Fumata bianca (con imprevisti) per il nuovo governo libico
Il 5 febbraio a Ginevra, i 75 delegati libici raccolti nel Libyan Dialogue Political Forum hanno eletto i membri del nuovo esecutivo ad interim che dovrà accompagnare il Paese fino alle elezioni del 24 dicembre. Le candidature erano definite tramite una serie di liste che prevedevano al loro interno quattro rappresentanti provenienti da diverse forze politiche e di provenienza geografica mista. Ad essere uscita vincitrice con 39 voti (maggioranza semplice) è la lista 3, costituita da Mohamed al-Menfi, in quota Cirenaica, come Presidente del Consiglio Presidenziale, Abdullah al-Lafi, dalla Tripolitania e Musa al-Koni, in quota Fezzan, come Vice Presidenti, ed infine Abdul Hamid Dbeibeh, imprenditore proveniente da un importante famiglia di Misurata e con legami con il vecchio regime gheddafiano, come Primo Ministro. Ora le parti avranno 21 giorni a disposizione per dare vita ad un nuovo governo e condurre il Paese ad elezioni, come previsto, peraltro, dalla road m__ap dei negoziati di novembre 2020 tenuti in Tunisia.
Se l’apparente riuscita delle elezioni può dare segnali positivi in vista della creazione di un nuovo esecutivo nazionale, di converso nei risultati emersi vanno sottolineate alcune dinamiche che potrebbero compromettere la stabilità del possibile governo e del Paese. La maggiore preoccupazione risiede nel fatto che le personalità elette non rispecchiano pienamente i rapporti di forza sul terreno. Il nuovo Presidente del Consiglio è sì proveniente dalla Cirenaica ma molto distante politicamente dal Generale Khalifa Haftar, tanto che non condannò, quando era Ambasciatore libico in Grecia, l’accordo tra Turchia e Governo di Accordo Nazionale (GNA) sulle Zone Economiche Esclusive (2019). Di fatto, le forze politiche e militari facenti capo ad Aguila Saleh (l’influente Presidente del Parlamento di Tobruk) e Haftar sono state estromesse dalla rappresentanza nell’esecutivo.
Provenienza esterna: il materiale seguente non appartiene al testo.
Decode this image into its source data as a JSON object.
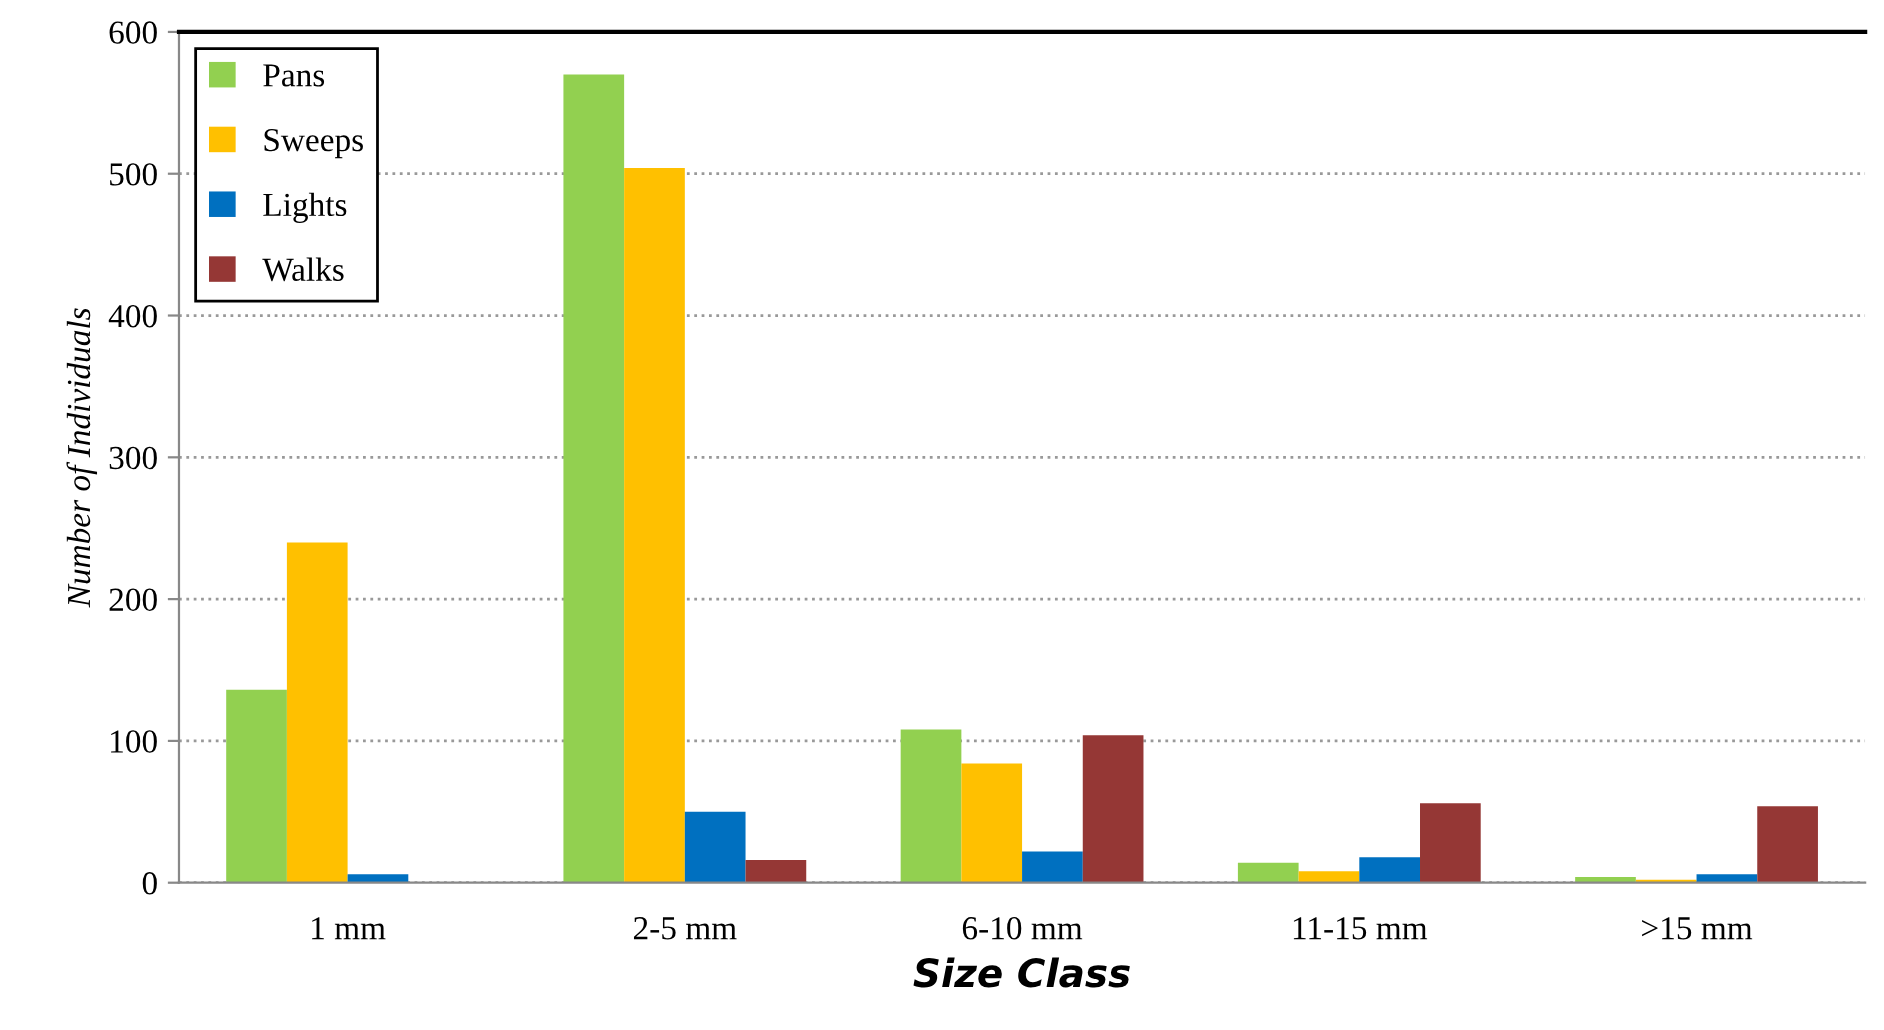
{
  "chart_data": {
    "type": "bar",
    "xlabel": "Size Class",
    "ylabel": "Number of Individuals",
    "categories": [
      "1 mm",
      "2-5 mm",
      "6-10 mm",
      "11-15 mm",
      ">15 mm"
    ],
    "series": [
      {
        "name": "Pans",
        "color": "#92d050",
        "values": [
          136,
          570,
          108,
          14,
          4
        ]
      },
      {
        "name": "Sweeps",
        "color": "#ffc000",
        "values": [
          240,
          504,
          84,
          8,
          2
        ]
      },
      {
        "name": "Lights",
        "color": "#0070c0",
        "values": [
          6,
          50,
          22,
          18,
          6
        ]
      },
      {
        "name": "Walks",
        "color": "#953735",
        "values": [
          0,
          16,
          104,
          56,
          54
        ]
      }
    ],
    "ylim": [
      0,
      600
    ],
    "yticks": [
      0,
      100,
      200,
      300,
      400,
      500,
      600
    ],
    "grid": "y",
    "legend": "top left"
  }
}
Altresì non sembrano emergere dei legami solidi tra le schiere del nuovo Premier e le forze presenti a Tripoli. In questo senso, nuovi problemi nel riconoscimento dell’esecutivo potrebbero giungere anche dal GNA. Il 17 gennaio 2021, Fayez al-Serraj, Primo Ministro della fazione di Tripoli, ha istituito la cosiddetta Autorità di Sostegno alla Stabilità. L’organo è composto dai leader delle più importanti milizie a difesa di Tripoli ed è comandata dalla figura centrale di Abdel Ghani al-Kikli, capo della Abu Salim Central Security Directorate. Tale istituzione è sorta come una sorta di elemento politico utile a bilanciare l’influenza interna al GNA del Ministro degli Interni Fathi Bashagha, sconfitto candidato premier nelle elezioni appena avvenute e uomo molto vicino ad Ankara. Tuttavia, sembra che tale Autorità non abbia riconosciuto l’esito del voto, facendo presagire che la legittimità del nuovo esecutivo possa incorrere in diversi ostacoli in grado di ampliare i frammentati interessi in gioco.
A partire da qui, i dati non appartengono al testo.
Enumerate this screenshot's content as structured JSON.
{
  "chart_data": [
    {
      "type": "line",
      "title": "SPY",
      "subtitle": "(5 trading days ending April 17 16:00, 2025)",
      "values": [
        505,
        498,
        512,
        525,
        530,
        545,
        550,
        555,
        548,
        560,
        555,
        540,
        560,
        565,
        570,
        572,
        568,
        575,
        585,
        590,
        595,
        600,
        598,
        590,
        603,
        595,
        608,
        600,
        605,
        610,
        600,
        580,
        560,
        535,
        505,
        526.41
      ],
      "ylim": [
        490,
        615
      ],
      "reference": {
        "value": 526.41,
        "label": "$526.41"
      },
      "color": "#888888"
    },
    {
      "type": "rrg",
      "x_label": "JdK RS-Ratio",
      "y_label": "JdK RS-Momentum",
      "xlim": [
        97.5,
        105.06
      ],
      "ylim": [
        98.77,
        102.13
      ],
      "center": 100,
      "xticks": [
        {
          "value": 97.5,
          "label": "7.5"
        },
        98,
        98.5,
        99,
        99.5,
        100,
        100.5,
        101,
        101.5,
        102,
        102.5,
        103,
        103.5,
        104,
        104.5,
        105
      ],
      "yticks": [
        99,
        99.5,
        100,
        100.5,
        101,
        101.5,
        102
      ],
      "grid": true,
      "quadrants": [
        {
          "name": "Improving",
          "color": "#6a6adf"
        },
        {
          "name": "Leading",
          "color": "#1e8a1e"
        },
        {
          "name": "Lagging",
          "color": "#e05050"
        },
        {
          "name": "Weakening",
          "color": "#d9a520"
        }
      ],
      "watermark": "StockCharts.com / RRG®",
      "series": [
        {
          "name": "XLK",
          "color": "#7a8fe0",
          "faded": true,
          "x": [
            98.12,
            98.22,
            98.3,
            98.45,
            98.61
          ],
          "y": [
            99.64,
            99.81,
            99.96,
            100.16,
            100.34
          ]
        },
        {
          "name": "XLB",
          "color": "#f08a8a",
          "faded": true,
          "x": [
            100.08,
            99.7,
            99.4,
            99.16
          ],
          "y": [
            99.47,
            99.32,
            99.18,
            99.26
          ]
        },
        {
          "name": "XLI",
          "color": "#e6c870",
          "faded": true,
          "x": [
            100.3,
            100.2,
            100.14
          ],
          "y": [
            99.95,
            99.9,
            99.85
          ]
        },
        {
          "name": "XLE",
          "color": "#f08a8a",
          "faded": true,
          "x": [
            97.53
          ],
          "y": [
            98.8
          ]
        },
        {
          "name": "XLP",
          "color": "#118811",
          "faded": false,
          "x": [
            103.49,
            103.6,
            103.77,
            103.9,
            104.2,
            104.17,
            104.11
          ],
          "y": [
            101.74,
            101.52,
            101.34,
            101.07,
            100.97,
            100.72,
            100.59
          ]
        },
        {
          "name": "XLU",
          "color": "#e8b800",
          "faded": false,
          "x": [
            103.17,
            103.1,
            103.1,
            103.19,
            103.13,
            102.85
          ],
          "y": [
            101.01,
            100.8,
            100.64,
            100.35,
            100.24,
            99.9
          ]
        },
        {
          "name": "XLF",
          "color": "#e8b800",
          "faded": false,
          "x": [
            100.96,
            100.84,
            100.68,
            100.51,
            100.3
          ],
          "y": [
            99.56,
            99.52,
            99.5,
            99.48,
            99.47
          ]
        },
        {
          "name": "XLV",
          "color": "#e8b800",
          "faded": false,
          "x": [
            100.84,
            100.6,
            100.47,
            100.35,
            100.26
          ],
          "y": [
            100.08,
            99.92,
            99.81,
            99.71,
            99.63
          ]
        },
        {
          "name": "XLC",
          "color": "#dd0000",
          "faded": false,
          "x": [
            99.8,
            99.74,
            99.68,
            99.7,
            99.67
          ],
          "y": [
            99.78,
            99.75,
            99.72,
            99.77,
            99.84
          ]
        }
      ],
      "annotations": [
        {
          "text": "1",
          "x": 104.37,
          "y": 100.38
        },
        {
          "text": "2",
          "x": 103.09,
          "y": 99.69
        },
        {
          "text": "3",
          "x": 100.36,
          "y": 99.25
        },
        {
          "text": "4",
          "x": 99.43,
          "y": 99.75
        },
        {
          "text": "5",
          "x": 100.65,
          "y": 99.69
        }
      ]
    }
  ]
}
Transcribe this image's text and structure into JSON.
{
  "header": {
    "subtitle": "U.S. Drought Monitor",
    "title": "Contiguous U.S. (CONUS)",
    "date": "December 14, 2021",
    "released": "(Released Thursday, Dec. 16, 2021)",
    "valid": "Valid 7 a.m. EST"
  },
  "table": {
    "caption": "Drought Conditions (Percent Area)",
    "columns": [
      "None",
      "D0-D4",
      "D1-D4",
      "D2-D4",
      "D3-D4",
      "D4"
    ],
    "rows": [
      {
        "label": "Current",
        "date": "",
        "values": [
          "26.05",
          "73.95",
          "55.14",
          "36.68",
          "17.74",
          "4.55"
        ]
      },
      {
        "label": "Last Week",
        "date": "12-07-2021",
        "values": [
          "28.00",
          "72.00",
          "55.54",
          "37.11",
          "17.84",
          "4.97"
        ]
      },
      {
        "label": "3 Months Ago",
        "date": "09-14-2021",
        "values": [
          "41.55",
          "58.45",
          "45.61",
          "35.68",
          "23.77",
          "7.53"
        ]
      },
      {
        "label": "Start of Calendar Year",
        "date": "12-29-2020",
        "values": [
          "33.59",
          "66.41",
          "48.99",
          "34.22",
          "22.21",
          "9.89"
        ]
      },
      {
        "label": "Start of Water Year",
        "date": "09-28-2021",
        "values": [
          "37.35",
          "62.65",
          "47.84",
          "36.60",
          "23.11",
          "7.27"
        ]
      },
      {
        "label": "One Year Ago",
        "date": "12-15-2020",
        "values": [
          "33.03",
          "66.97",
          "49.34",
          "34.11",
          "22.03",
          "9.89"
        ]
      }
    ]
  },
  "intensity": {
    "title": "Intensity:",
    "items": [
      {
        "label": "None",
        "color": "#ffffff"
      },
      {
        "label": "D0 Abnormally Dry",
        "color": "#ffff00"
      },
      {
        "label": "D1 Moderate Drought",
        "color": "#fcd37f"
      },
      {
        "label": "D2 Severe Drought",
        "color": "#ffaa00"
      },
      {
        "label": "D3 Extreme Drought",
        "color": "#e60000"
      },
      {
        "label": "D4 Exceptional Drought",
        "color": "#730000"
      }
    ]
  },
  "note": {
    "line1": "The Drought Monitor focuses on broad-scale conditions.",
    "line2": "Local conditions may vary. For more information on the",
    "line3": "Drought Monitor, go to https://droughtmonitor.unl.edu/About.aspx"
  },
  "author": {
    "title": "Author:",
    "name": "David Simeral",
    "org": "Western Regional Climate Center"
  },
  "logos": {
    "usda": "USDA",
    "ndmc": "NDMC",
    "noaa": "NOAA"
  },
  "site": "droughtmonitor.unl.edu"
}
In altre parole, questo esecutivo rischia di non essere realmente rappresentativo di nessuna parte in particolare e di non riuscire a cogliere il suo obiettivo principale consistente nell’unire il Paese in funzione di un reale sviluppo elettorale da definire passo dopo passo entro il prossimo 24 dicembre. Pertanto il meccanismo messo in atto dalle Nazioni Unite in Libia rischia di trovare nuovi e importanti ostacoli sulla sua strada già accidentata.